You're at a party, striking up a conversation with your friends and colleagues, and what do you talk about? Sports. Politics. Business. Hierarchy data? While hierarchy data may not always be the first topic discussed, I've been to a few events with chief data officers where it does come up. If it comes up at your next cocktail party, I want you to be ready to contribute to the conversation. And if I’m in attendance, I’ll join you in the conversation.
Joking aside, for data professionals, hierarchy data is growing in importance. Sometimes referred to as relationship data, family tree data, legal or corporate hierarchy, this data topics is about the relationships between legal entities that indicate ownership, control, or influence of one entity over another.
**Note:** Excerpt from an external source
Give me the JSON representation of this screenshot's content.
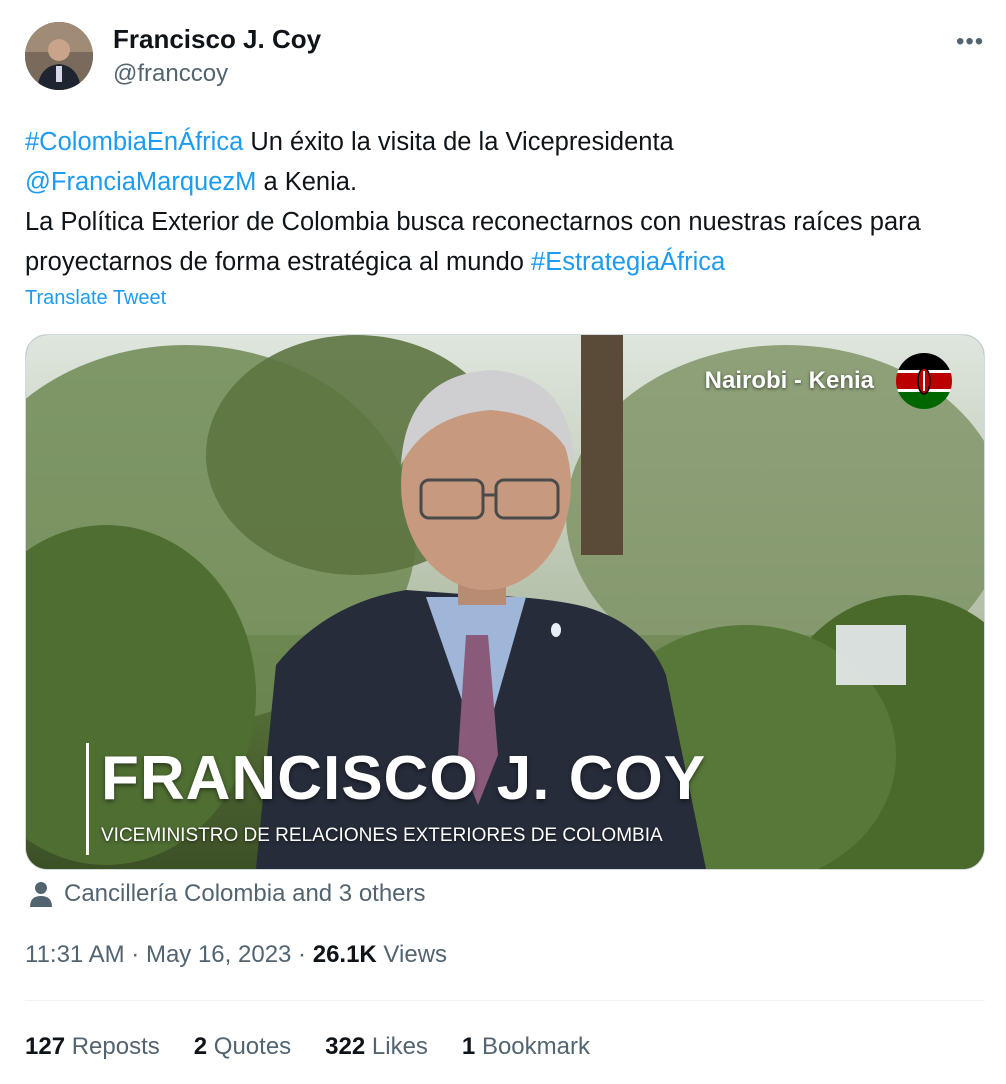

My passion for hierarchy data started in the 2003 time-frame solving global hierarchy data problems related to issuers of securities across 140 countries for public accounting firms. As 2008 rolled around and issues in the financial markets hit, many banking and capital markets institutions and insurance companies started to realize the importance of hierarchy data for risk purposes. Then, as regulations emerged, relationship data became a must have for regulatory reporting, risk aggregation, capital adequacy, and many other use cases. Now, we're seeing many global companies look at the importance of hierarchies for understanding supplier business relationships, analyzing revenue and pricing strategies, and assessing cross-border client relationships.